Incrementó un 90% su beneficio neto en España y Portugal en el ejercicio 2018, hasta 163 millones, y aumentó su base de clientes un 6%, hasta los 3,9 millones.

La entidad ya había anunciado la total eliminación de la retribución variable del comité de dirección y el consejo asesor. «A la luz del acuerdo con la fiscalía de Holanda, la cifra total global [del bonus] para 2018 será considerablemente menor que la de 2017», señalan fuentes de la entidad. Puntualizan que «el Comité de dirección del grupo y el consejo asesor han renunciado a su derecho a bonus como consecuencia de este acuerdo».

Matizan las mismas fuentes que el bonus de algunos colectivos de profesionales se basa en múltiples criterios. Una gran parte de ese total se debe a los acuerdos laborales colectivos. Estos acuerdos tienen unos criterios fijos, por lo que la decisión de cambiar la remuneración variable no está solo a discreción de la dirección.

Multa histórica

Las autoridades holandesas detectaron el año pasado que entre 2010 y 2016 se habían producido fallos en los sistemas de prevención de delitos económicos de la entidad que permitieron que los clientes de su filial holandesa utilizasen sus cuentas para lavar cientos de millones de euros.

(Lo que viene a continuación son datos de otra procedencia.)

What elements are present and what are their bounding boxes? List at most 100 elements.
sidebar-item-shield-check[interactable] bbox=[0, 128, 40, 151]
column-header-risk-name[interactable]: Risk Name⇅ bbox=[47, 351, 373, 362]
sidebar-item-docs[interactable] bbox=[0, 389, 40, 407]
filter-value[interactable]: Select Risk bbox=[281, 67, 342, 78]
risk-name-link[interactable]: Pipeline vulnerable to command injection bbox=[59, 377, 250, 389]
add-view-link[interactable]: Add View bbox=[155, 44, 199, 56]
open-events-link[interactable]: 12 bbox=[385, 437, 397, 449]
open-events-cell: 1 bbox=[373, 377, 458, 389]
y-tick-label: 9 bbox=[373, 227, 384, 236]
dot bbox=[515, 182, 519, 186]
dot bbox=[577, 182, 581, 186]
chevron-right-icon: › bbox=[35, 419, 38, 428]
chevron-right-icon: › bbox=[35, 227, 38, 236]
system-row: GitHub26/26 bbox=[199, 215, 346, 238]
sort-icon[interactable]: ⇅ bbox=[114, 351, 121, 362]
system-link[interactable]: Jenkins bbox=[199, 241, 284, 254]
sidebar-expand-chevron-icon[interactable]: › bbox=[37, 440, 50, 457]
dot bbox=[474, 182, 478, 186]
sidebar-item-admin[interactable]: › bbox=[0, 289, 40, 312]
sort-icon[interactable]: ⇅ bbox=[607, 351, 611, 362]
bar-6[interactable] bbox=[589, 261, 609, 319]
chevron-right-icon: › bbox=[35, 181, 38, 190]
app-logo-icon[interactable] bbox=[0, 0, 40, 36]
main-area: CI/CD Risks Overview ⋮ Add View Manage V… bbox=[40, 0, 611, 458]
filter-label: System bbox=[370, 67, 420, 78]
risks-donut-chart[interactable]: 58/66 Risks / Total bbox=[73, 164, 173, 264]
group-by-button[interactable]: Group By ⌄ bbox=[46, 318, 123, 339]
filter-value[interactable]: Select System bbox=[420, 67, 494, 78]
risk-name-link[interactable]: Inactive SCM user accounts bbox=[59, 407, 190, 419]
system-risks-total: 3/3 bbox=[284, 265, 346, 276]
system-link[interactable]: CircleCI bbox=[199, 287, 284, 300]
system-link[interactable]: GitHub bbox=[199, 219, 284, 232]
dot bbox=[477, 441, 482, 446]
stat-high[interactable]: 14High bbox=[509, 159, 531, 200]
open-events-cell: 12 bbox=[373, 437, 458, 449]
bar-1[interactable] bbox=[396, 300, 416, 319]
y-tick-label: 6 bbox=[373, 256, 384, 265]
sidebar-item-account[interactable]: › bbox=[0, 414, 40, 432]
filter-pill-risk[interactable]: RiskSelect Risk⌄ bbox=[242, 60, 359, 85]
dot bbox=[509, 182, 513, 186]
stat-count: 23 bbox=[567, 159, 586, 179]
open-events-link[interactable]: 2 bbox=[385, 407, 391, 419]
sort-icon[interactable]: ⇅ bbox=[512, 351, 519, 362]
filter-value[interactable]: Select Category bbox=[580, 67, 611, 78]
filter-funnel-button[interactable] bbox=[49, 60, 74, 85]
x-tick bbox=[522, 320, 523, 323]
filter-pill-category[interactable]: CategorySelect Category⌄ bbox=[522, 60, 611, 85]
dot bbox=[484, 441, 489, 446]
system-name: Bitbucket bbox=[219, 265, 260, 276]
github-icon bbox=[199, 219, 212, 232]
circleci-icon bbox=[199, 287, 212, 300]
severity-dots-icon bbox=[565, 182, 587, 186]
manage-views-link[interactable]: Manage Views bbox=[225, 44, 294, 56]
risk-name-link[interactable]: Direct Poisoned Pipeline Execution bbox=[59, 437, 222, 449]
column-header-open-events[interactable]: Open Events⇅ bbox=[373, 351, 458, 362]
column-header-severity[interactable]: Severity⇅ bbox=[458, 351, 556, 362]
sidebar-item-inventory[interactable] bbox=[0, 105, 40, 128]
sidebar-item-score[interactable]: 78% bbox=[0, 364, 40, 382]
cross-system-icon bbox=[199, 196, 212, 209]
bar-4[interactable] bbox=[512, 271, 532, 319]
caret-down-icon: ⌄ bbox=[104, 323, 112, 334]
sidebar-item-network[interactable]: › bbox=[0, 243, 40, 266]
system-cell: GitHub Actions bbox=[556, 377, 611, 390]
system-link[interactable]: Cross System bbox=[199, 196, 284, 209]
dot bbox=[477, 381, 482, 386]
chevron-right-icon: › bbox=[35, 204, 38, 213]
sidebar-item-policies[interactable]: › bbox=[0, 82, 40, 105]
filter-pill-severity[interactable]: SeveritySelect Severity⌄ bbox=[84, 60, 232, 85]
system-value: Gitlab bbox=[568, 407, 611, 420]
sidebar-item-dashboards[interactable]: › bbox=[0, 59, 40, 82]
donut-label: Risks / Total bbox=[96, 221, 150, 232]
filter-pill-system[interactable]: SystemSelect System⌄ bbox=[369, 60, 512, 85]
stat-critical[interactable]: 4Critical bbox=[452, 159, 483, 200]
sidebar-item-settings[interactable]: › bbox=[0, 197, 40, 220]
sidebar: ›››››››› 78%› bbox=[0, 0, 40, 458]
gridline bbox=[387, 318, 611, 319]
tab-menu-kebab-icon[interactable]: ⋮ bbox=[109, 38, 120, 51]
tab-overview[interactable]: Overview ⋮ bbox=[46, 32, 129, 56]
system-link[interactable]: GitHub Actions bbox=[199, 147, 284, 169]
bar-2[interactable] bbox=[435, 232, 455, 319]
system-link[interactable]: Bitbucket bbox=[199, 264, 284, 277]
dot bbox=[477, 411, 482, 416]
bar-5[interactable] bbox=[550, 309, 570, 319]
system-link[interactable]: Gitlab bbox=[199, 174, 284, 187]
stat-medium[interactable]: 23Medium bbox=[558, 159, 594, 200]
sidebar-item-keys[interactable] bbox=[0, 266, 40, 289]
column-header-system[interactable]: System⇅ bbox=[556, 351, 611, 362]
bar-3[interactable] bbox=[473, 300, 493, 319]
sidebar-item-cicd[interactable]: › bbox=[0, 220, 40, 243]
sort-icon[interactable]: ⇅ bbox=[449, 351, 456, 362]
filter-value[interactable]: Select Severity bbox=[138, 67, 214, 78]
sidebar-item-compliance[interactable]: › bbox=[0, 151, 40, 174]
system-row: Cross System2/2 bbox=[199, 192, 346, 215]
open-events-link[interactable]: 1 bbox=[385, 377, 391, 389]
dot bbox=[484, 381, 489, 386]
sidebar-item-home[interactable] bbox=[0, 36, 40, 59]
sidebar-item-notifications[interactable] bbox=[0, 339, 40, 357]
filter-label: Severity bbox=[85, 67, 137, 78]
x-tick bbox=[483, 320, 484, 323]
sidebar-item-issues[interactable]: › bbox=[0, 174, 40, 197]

Como consecuencia del escándalo dimitió el director financiero del grupo, Koos Timmermans, que durante el periodo en cuestión había sido miembro de la junta gestora del banco y durante años responsable último de ING en Holanda.

ING llegó a un acuerdo con la Fiscalía holandesa en septiembre y posteriormente manifestó que continúa «trabajando duro» en «soluciones estructurales para llevar las actividades contra el blanqueo de capitales a un mejor nivel sostenible» y subrayó que el cumplimiento de la regulación seguirá siendo una prioridad en 2019.